Da ist die Kirche und ich habe sie pünktlich erreicht. An der offen stehenden Kirchentür werde ich von einem Mann, gekleidet mit schwarzem Anzug, weißem Hemd und Krawatte, freundlich begrüßt. Im großen Foyer der Kirche begrüßt mich ein zweiter und ebenso gekleideter und freundlicher Mann. Ich erreiche die Tür, die zum Versammlungsraum führt. Dort wiederholt sich die Begrüßung zum dritten Male: Freundlicher Mann im schwarzen Anzug, weißes Hemd und Krawatte. Ich betrete den großen Raum und nehme in der vorletzten Reihe Platz.
Der Raum bietet für etwa 300 Personen Platz. Etwa 200 Personen sind gekommen. Bei den Anwesenden stelle ich fest, dass alle sehr gut gekleidet sind. Die Männer überwiegend mit Anzug und Krawatte, die Frauen meist mit guten Kleidern. Der Raum wirkt sehr hell und sauber. Es fällt auf, dass er sehr schlicht ausgestattet ist. Bilder und Pflanzen (abgesehen von einem kleinen Blumenstrauß auf dem Altartisch) sowie sonstige kirchliche oder dekorative Elemente fehlen. Hinter einer großen Glasscheibe an der Rückfront des Saales befindet sich ein großer abgetrennter Mutter-Kind-Bereich.
Gespannt warte ich nun auf den Beginn des Gottesdienstes. Plötzlich geht das Licht über dem Altar an und alle stehen wie auf Kommando auf. Sieben in schwarzen Anzügen gekleidete Männer ziehen in einer Reihe an mir vorüber Einer von ihnen stellt sich an den Altartisch, die anderen teilen sich in zwei Gruppen und stellen sich jeweils rechts und links neben dem Altar auf. Stehend wird ein Lied gesungen. Anschließend betet der Mann am Altar für einen „Stammapostel“, das muss wohl der „Papst“ der Neuapostolen sein. Nach dem Gebet dürfen wir uns wieder setzen.

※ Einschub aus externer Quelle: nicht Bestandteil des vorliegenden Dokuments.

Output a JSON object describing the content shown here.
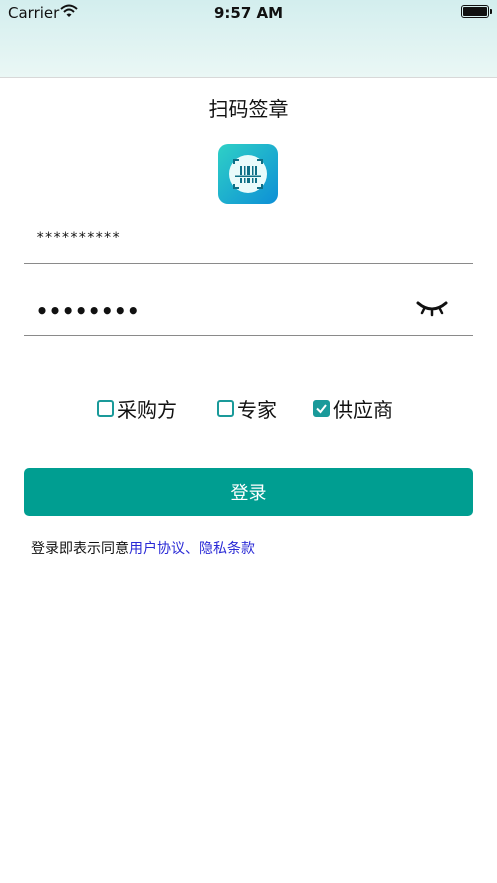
{
  "status_bar": {
    "carrier": "Carrier",
    "time": "9:57 AM",
    "battery": "full"
  },
  "page": {
    "title": "扫码签章",
    "logo_icon": "barcode-scan-icon"
  },
  "form": {
    "account_value": "**********",
    "password_value": "••••••••",
    "eye_icon": "eye-closed-icon"
  },
  "roles": [
    {
      "label": "采购方",
      "checked": false
    },
    {
      "label": "专家",
      "checked": false
    },
    {
      "label": "供应商",
      "checked": true
    }
  ],
  "login_button": "登录",
  "agreement": {
    "prefix": "登录即表示同意",
    "user_agreement": "用户协议",
    "separator": "、",
    "privacy": "隐私条款"
  },
  "colors": {
    "accent": "#009e91",
    "link": "#2a2ad6",
    "checkbox": "#1a9a9a"
  }
}
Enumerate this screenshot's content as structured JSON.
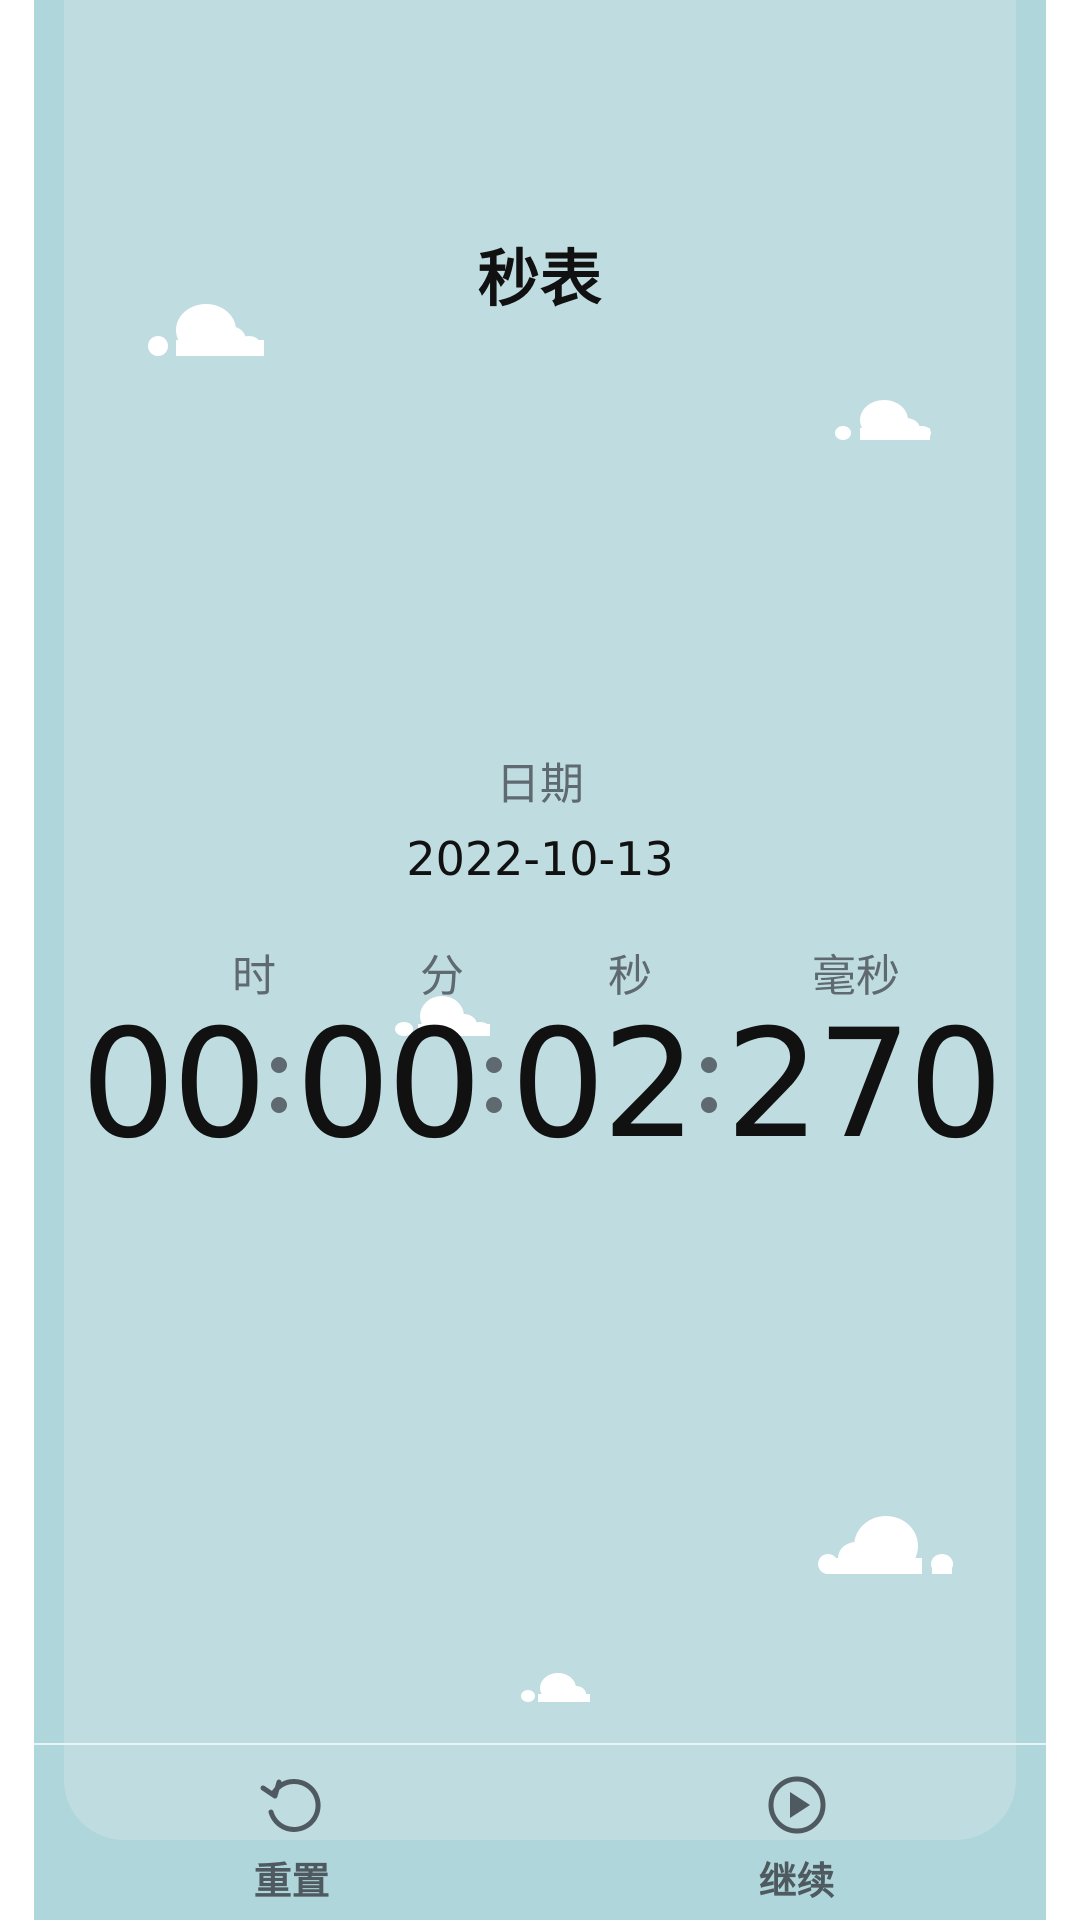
{
  "header": {
    "title": "秒表"
  },
  "date": {
    "label": "日期",
    "value": "2022-10-13"
  },
  "units": {
    "hour": "时",
    "minute": "分",
    "second": "秒",
    "millisecond": "毫秒"
  },
  "timer": {
    "hours": "00",
    "minutes": "00",
    "seconds": "02",
    "milliseconds": "270"
  },
  "actions": {
    "reset": {
      "label": "重置",
      "icon": "reset-icon"
    },
    "resume": {
      "label": "继续",
      "icon": "play-circle-icon"
    }
  },
  "colors": {
    "background": "#bfdce1",
    "frame": "#aed6db",
    "text": "#111111",
    "muted": "#5f6a70"
  }
}
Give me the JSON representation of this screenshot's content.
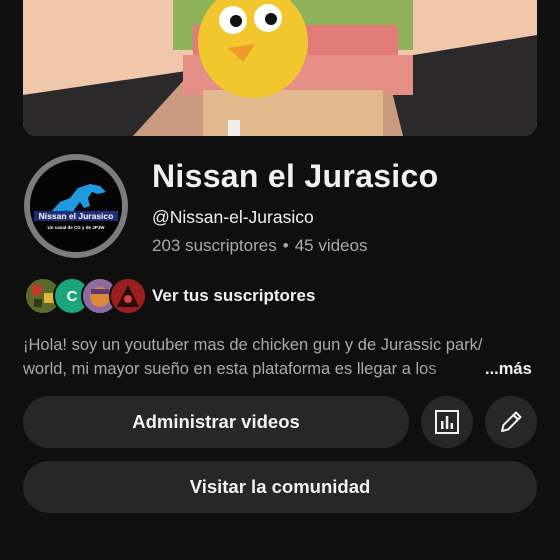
{
  "channel": {
    "name": "Nissan el Jurasico",
    "handle": "@Nissan-el-Jurasico",
    "subscribers": "203 suscriptores",
    "separator": "•",
    "videos": "45 videos"
  },
  "avatar": {
    "title": "Nissan el Jurasico",
    "subtitle": "Un canal de CG y de JPJW"
  },
  "subscribers_row": {
    "link_label": "Ver tus suscriptores",
    "letter_avatar": "C"
  },
  "description": {
    "line1": "¡Hola! soy un youtuber mas de chicken gun y de Jurassic park/",
    "line2": "world, mi mayor sueño en esta plataforma es llegar a los",
    "more_label": "...más"
  },
  "buttons": {
    "manage_videos": "Administrar videos",
    "visit_community": "Visitar la comunidad"
  },
  "icons": {
    "analytics": "analytics-icon",
    "edit": "pencil-icon"
  },
  "colors": {
    "background": "#0f0f0f",
    "button_bg": "#272727",
    "secondary_text": "#aaaaaa",
    "letter_avatar_bg": "#1ba57b"
  }
}
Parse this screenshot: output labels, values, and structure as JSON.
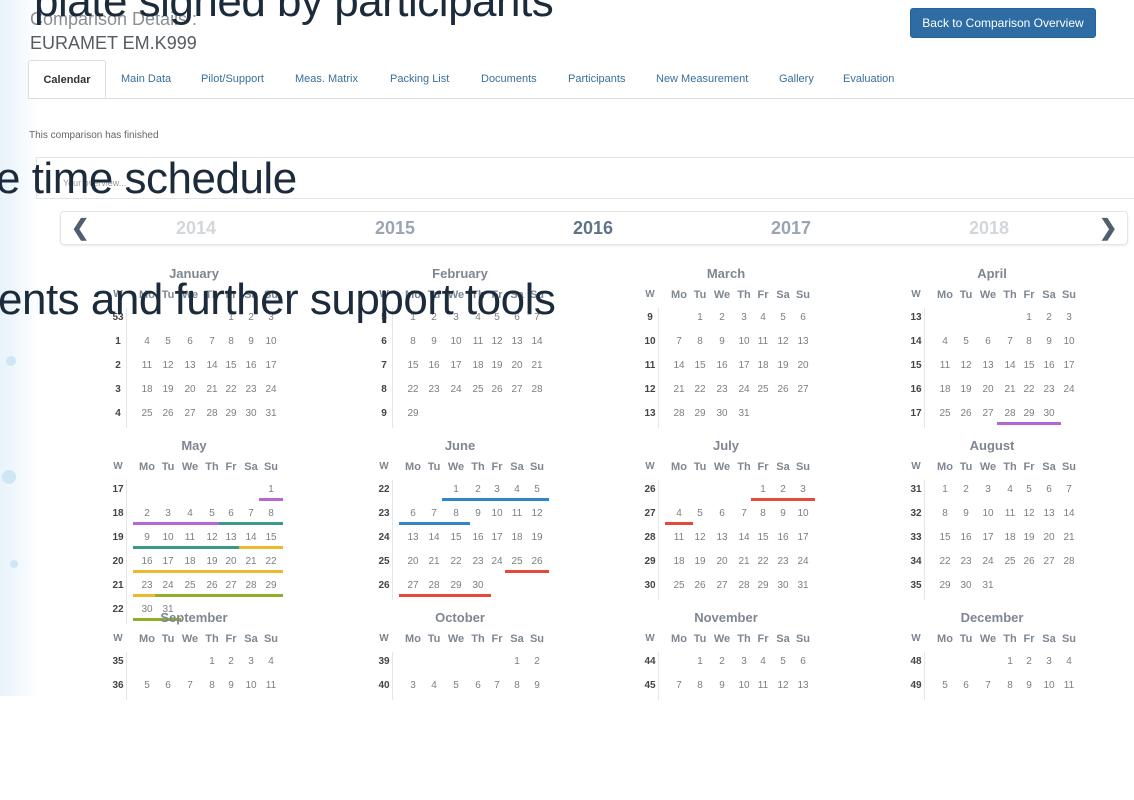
{
  "header": {
    "title": "Comparison Details :",
    "subtitle": "EURAMET EM.K999",
    "back_button": "Back to Comparison Overview"
  },
  "tabs": [
    "Calendar",
    "Main Data",
    "Pilot/Support",
    "Meas. Matrix",
    "Packing List",
    "Documents",
    "Participants",
    "New Measurement",
    "Gallery",
    "Evaluation"
  ],
  "status_text": "This comparison has finished",
  "overview_placeholder": "Your overview...",
  "overlay_texts": [
    "plate signed by participants",
    "e time schedule",
    "ents and further support tools"
  ],
  "years": [
    "2014",
    "2015",
    "2016",
    "2017",
    "2018"
  ],
  "active_year": "2016",
  "weekday_header": [
    "W",
    "Mo",
    "Tu",
    "We",
    "Th",
    "Fr",
    "Sa",
    "Su"
  ],
  "colors": {
    "purple": "#b567d9",
    "teal": "#3a9a8a",
    "yellow": "#f0b92b",
    "olive": "#8fae2b",
    "blue": "#2e86c9",
    "red": "#e8483a",
    "primary_button": "#2e6da4"
  },
  "months": [
    {
      "name": "January",
      "start": 4,
      "days": 31,
      "weeks": [
        "53",
        "1",
        "2",
        "3",
        "4"
      ],
      "underlines": []
    },
    {
      "name": "February",
      "start": 0,
      "days": 29,
      "weeks": [
        "5",
        "6",
        "7",
        "8",
        "9"
      ],
      "underlines": []
    },
    {
      "name": "March",
      "start": 1,
      "days": 31,
      "weeks": [
        "9",
        "10",
        "11",
        "12",
        "13"
      ],
      "underlines": []
    },
    {
      "name": "April",
      "start": 4,
      "days": 30,
      "weeks": [
        "13",
        "14",
        "15",
        "16",
        "17"
      ],
      "underlines": [
        {
          "from": 28,
          "to": 30,
          "color": "purple"
        }
      ]
    },
    {
      "name": "May",
      "start": 6,
      "days": 31,
      "weeks": [
        "17",
        "18",
        "19",
        "20",
        "21",
        "22"
      ],
      "underlines": [
        {
          "from": 1,
          "to": 1,
          "color": "purple"
        },
        {
          "from": 2,
          "to": 5,
          "color": "purple"
        },
        {
          "from": 6,
          "to": 8,
          "color": "teal"
        },
        {
          "from": 9,
          "to": 13,
          "color": "teal"
        },
        {
          "from": 14,
          "to": 15,
          "color": "yellow"
        },
        {
          "from": 16,
          "to": 22,
          "color": "yellow"
        },
        {
          "from": 23,
          "to": 23,
          "color": "yellow"
        },
        {
          "from": 24,
          "to": 29,
          "color": "olive"
        },
        {
          "from": 30,
          "to": 31,
          "color": "olive"
        }
      ]
    },
    {
      "name": "June",
      "start": 2,
      "days": 30,
      "weeks": [
        "22",
        "23",
        "24",
        "25",
        "26"
      ],
      "underlines": [
        {
          "from": 1,
          "to": 5,
          "color": "blue"
        },
        {
          "from": 6,
          "to": 8,
          "color": "blue"
        },
        {
          "from": 25,
          "to": 26,
          "color": "red"
        },
        {
          "from": 27,
          "to": 30,
          "color": "red"
        }
      ]
    },
    {
      "name": "July",
      "start": 4,
      "days": 31,
      "weeks": [
        "26",
        "27",
        "28",
        "29",
        "30"
      ],
      "underlines": [
        {
          "from": 1,
          "to": 3,
          "color": "red"
        },
        {
          "from": 4,
          "to": 4,
          "color": "red"
        }
      ]
    },
    {
      "name": "August",
      "start": 0,
      "days": 31,
      "weeks": [
        "31",
        "32",
        "33",
        "34",
        "35"
      ],
      "underlines": []
    },
    {
      "name": "September",
      "start": 3,
      "days": 30,
      "weeks": [
        "35",
        "36"
      ],
      "underlines": []
    },
    {
      "name": "October",
      "start": 5,
      "days": 31,
      "weeks": [
        "39",
        "40"
      ],
      "underlines": []
    },
    {
      "name": "November",
      "start": 1,
      "days": 30,
      "weeks": [
        "44",
        "45"
      ],
      "underlines": []
    },
    {
      "name": "December",
      "start": 3,
      "days": 31,
      "weeks": [
        "48",
        "49"
      ],
      "underlines": []
    }
  ]
}
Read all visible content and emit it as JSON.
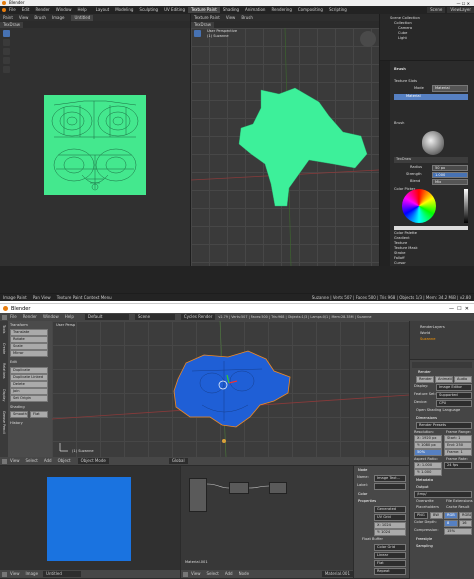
{
  "top": {
    "title": "Blender",
    "menu": [
      "File",
      "Edit",
      "Render",
      "Window",
      "Help"
    ],
    "workspaces": [
      "Layout",
      "Modeling",
      "Sculpting",
      "UV Editing",
      "Texture Paint",
      "Shading",
      "Animation",
      "Rendering",
      "Compositing",
      "Scripting"
    ],
    "active_workspace": "Texture Paint",
    "scene": "Scene",
    "view_layer": "ViewLayer",
    "image_editor": {
      "mode": "Paint",
      "menus": [
        "View",
        "Brush",
        "Image"
      ],
      "image": "Untitled",
      "brush": "TexDraw"
    },
    "viewport": {
      "mode": "Texture Paint",
      "menus": [
        "View",
        "Brush"
      ],
      "brush": "TexDraw",
      "label1": "User Perspective",
      "label2": "(1) Suzanne"
    },
    "outliner": {
      "items": [
        "Scene Collection",
        "Collection",
        "Camera",
        "Cube",
        "Light"
      ]
    },
    "props": {
      "brush_header": "Brush",
      "sections": [
        "Texture Slots",
        "Brush",
        "Color Picker"
      ],
      "mode_label": "Mode",
      "mode_value": "Material",
      "slot": "Material",
      "brush_name": "TexDraw",
      "radius_label": "Radius",
      "radius_value": "50 px",
      "strength_label": "Strength",
      "strength_value": "1.000",
      "blend_label": "Blend",
      "blend_value": "Mix",
      "collapsed": [
        "Color Palette",
        "Gradient",
        "Texture",
        "Texture Mask",
        "Stroke",
        "Falloff",
        "Cursor",
        "Symmetry",
        "Options",
        "Workspace"
      ]
    },
    "status": {
      "left": [
        "Image Paint",
        "Pan View",
        "Texture Paint Context Menu"
      ],
      "right": "Suzanne | Verts 507 | Faces 500 | Tris 968 | Objects 1/3 | Mem: 34.2 MiB | v2.80"
    },
    "colors": {
      "uv": "#44e88e",
      "mesh": "#3df09a"
    }
  },
  "bottom": {
    "title": "Blender",
    "menu": [
      "File",
      "Render",
      "Window",
      "Help"
    ],
    "layout": "Default",
    "scene": "Scene",
    "engine": "Cycles Render",
    "stats": "v2.79 | Verts:507 | Faces:500 | Tris:968 | Objects:1/3 | Lamps:0/1 | Mem:28.35M | Suzanne",
    "tool_tabs": [
      "Tools",
      "Create",
      "Relations",
      "Display",
      "Grease Pencil"
    ],
    "transform": {
      "header": "Transform",
      "buttons": [
        "Translate",
        "Rotate",
        "Scale",
        "Mirror"
      ]
    },
    "edit": {
      "header": "Edit",
      "buttons": [
        "Duplicate",
        "Duplicate Linked",
        "Delete",
        "Join",
        "Set Origin"
      ]
    },
    "history": {
      "header": "History",
      "buttons": [
        "Shading",
        "Smooth",
        "Flat"
      ]
    },
    "viewport": {
      "label": "User Persp",
      "object": "(1) Suzanne",
      "menus": [
        "View",
        "Select",
        "Add",
        "Object"
      ],
      "mode": "Object Mode",
      "shading": "Global"
    },
    "outliner": {
      "items": [
        "RenderLayers",
        "World",
        "Suzanne"
      ]
    },
    "props": {
      "render_header": "Render",
      "render_buttons": [
        "Render",
        "Animation",
        "Audio"
      ],
      "display_label": "Display:",
      "display_value": "Image Editor",
      "feature_label": "Feature Set:",
      "feature_value": "Supported",
      "device_label": "Device:",
      "device_value": "CPU",
      "osl": "Open Shading Language",
      "dimensions": "Dimensions",
      "presets": "Render Presets",
      "res_label": "Resolution:",
      "res_x": "X: 1920 px",
      "res_y": "Y: 1080 px",
      "res_pct": "50%",
      "frame_label": "Frame Range:",
      "frame_start": "Start: 1",
      "frame_end": "End: 250",
      "frame_step": "Frame: 1",
      "aspect_label": "Aspect Ratio:",
      "aspect_x": "X: 1.000",
      "aspect_y": "Y: 1.000",
      "rate_label": "Frame Rate:",
      "rate_value": "24 fps",
      "metadata": "Metadata",
      "output": "Output",
      "output_path": "/tmp/",
      "overwrite": "Overwrite",
      "file_ext": "File Extensions",
      "placeholders": "Placeholders",
      "cache": "Cache Result",
      "formats": [
        "PNG",
        "BW",
        "RGB",
        "RGBA"
      ],
      "color_depth": "Color Depth:",
      "depth": [
        "8",
        "16"
      ],
      "compression": "Compression:",
      "compression_value": "15%",
      "sections": [
        "Freestyle",
        "Sampling"
      ]
    },
    "image_editor": {
      "menus": [
        "View",
        "Image"
      ],
      "image": "Untitled",
      "color": "#1a73e0"
    },
    "node_editor": {
      "menus": [
        "View",
        "Select",
        "Add",
        "Node"
      ],
      "material": "Material.001"
    },
    "node_props": {
      "node_header": "Node",
      "name_label": "Name:",
      "name_value": "Image Text...",
      "label_label": "Label:",
      "color": "Color",
      "properties": "Properties",
      "source": "Generated",
      "uv_grid": "UV Grid",
      "size_x": "X: 1024",
      "size_y": "Y: 1024",
      "float_buffer": "Float Buffer",
      "interp": "Linear",
      "projection": "Flat",
      "extension": "Repeat",
      "color_grid": "Color Grid"
    },
    "status_menus": [
      "View",
      "Image"
    ],
    "colors": {
      "mesh": "#1f5fd6",
      "image": "#1a73e0"
    }
  }
}
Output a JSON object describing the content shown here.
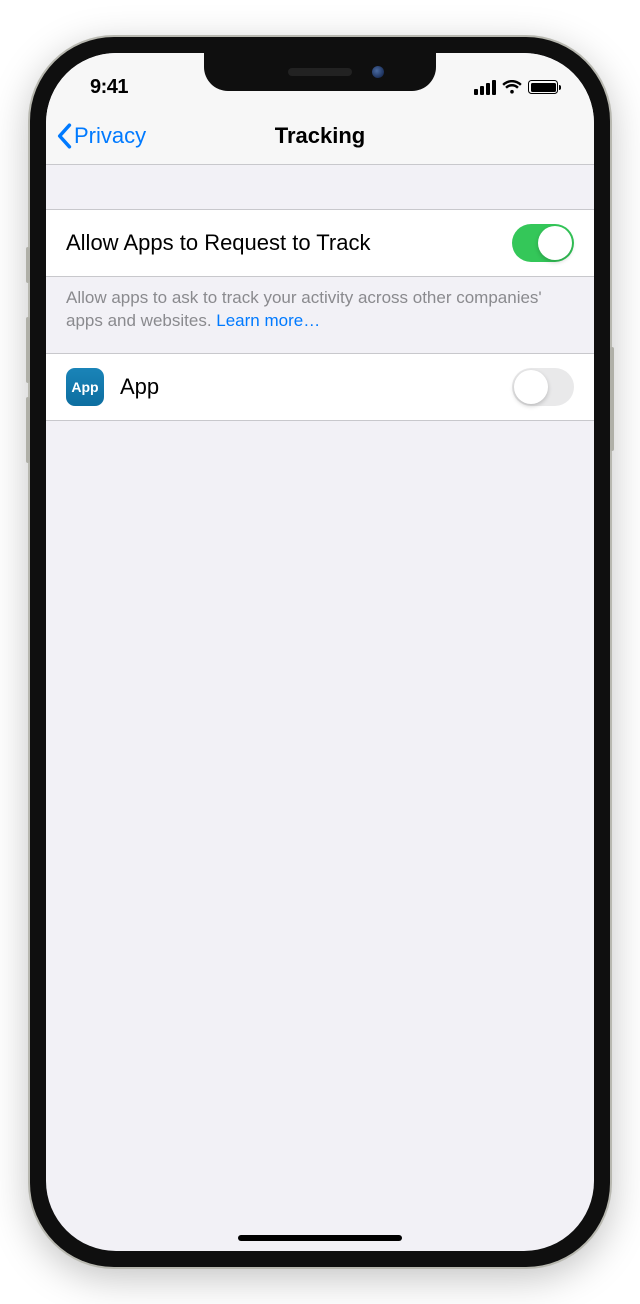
{
  "status_bar": {
    "time": "9:41"
  },
  "nav": {
    "back_label": "Privacy",
    "title": "Tracking"
  },
  "settings": {
    "allow_row": {
      "label": "Allow Apps to Request to Track",
      "enabled": true
    },
    "footer": {
      "text": "Allow apps to ask to track your activity across other companies' apps and websites. ",
      "link_label": "Learn more…"
    },
    "apps": [
      {
        "name": "App",
        "icon_text": "App",
        "enabled": false
      }
    ]
  }
}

Nun singt der Chor (etwa 20 Personen) ein Lied. Der Mann, der die ganze Zeit am Altar steht, fängt an zu reden. Er verweist auf einen Bibeltext: 2. Petrus 1,6, den der „Stammapostel“ für heute bestimmt hätte. So langsam ahne ich, dass das „Reden“ wohl schon die Predigt sein soll. Deutlich zu merken ist, dass der Redner den Text nicht selbst gewählt hat, sondern ihm der Text vorgelegt wurde. Der Predigt fehlt die innere Überzeugung und Begeisterung. Sie erreicht mein Herz nicht.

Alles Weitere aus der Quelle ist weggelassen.